In a recent blog post we discussed the characteristics of Big Data and how you can manage Big Data using an open source framework like Hadoop. Hadoop enables applications to work with thousands of nodes and petabytes of data. It certainly looks like the Holy Grail for organizing unstructured data, so it's no wonder everyone is jumping on this bandwagon. Microsoft joined this bandwagon when it created a relationship with Hortonworks (Hortonworks is a Yahoo spinoff that offers Hadoop distribution and support services).
Microsoft has utilized this relationship to create key capabilities for managing, accessing and analyzing Big Data.
Big Data Management
In order to provide a management layer for Big Data, Microsoft has introduced HDInsight for managing Big Data. HDInsight is an enterprise-ready Hadoop service based on the Hortonworks Data Platform (HDP), enabling users to store and process data of all types for analysis, including structured, unstructured and real-time data.
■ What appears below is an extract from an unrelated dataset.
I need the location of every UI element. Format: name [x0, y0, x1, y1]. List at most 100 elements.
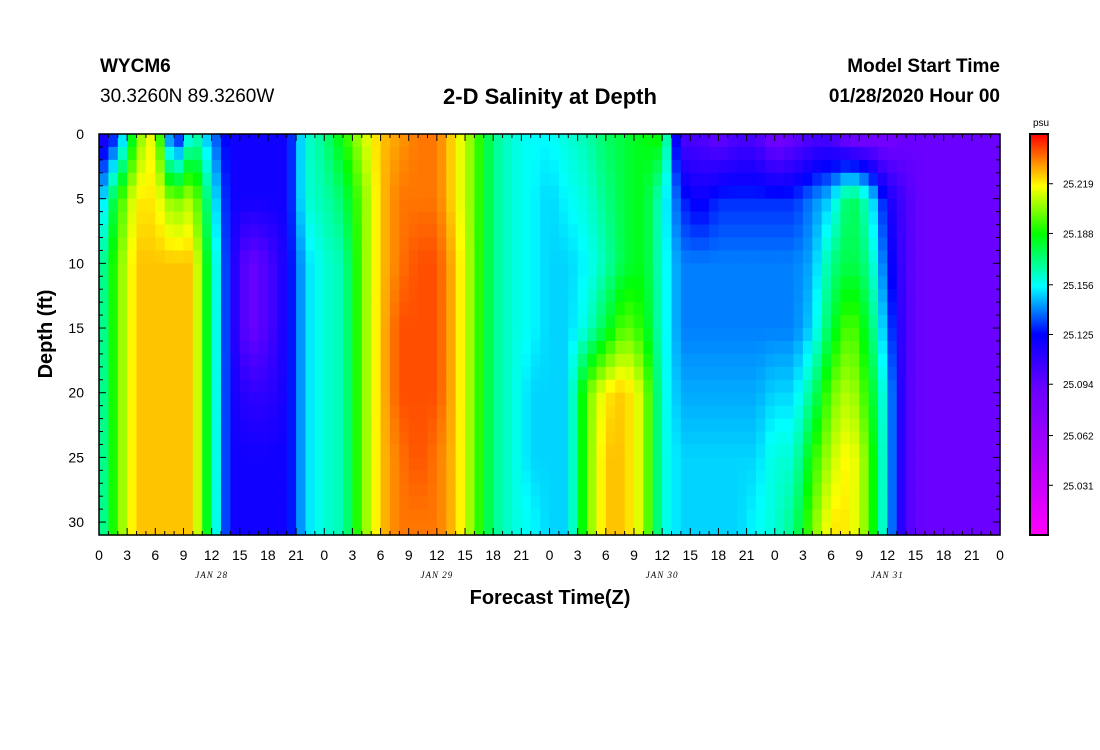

HDInsight provides two versions:
HDInsight Server is the on-premises version, which contains the following benefits:
- Leverage Active Directory to manage access privileges
- Management of HDInsignt clusters through System Center 2012
HDInsight Windows Azure is the cloud-based version, which provides the following benefits:
- Virtualized deployment in the cloud
- On demand compute, storage and networking resources
Whether it's cloud-based or on-premise, both environments allow you to manage and manipulate data through the use of Hadoop tools such as Pig or Hive. As of this post, HDInsight (cloud and on-premise) offerings are still in community technology preview. However, if you're interested in kicking the tires, you can go to www.hadooponazure.com and setup a cloud-based sample environment. It only takes minutes to setup once you're granted access.
Big Data Access
Integration between Hadoop and Microsoft's business intelligence suite is a key feature to Microsoft's Big Data offering. However, to get started, Microsoft requires you to create a data warehouse abstraction layer using Apache's Hive. Once you have created your Hive layer, you can use the Hive ODBC driver to connect your BI tools to Hadoop. The Hive ODBC driver allows connectivity to Apache Hive, which in turn facilitates querying and managing large datasets residing in Hadoop's distributed storage by exposing them as a data warehouse to the end user. Microsoft is currently using the Hive ODBC driver to provide access through the following tools:
- Excel 2010
Hive ODBC enables users to bring Big Data and traditional data warehouse data together in tools they're familiar with like Excel.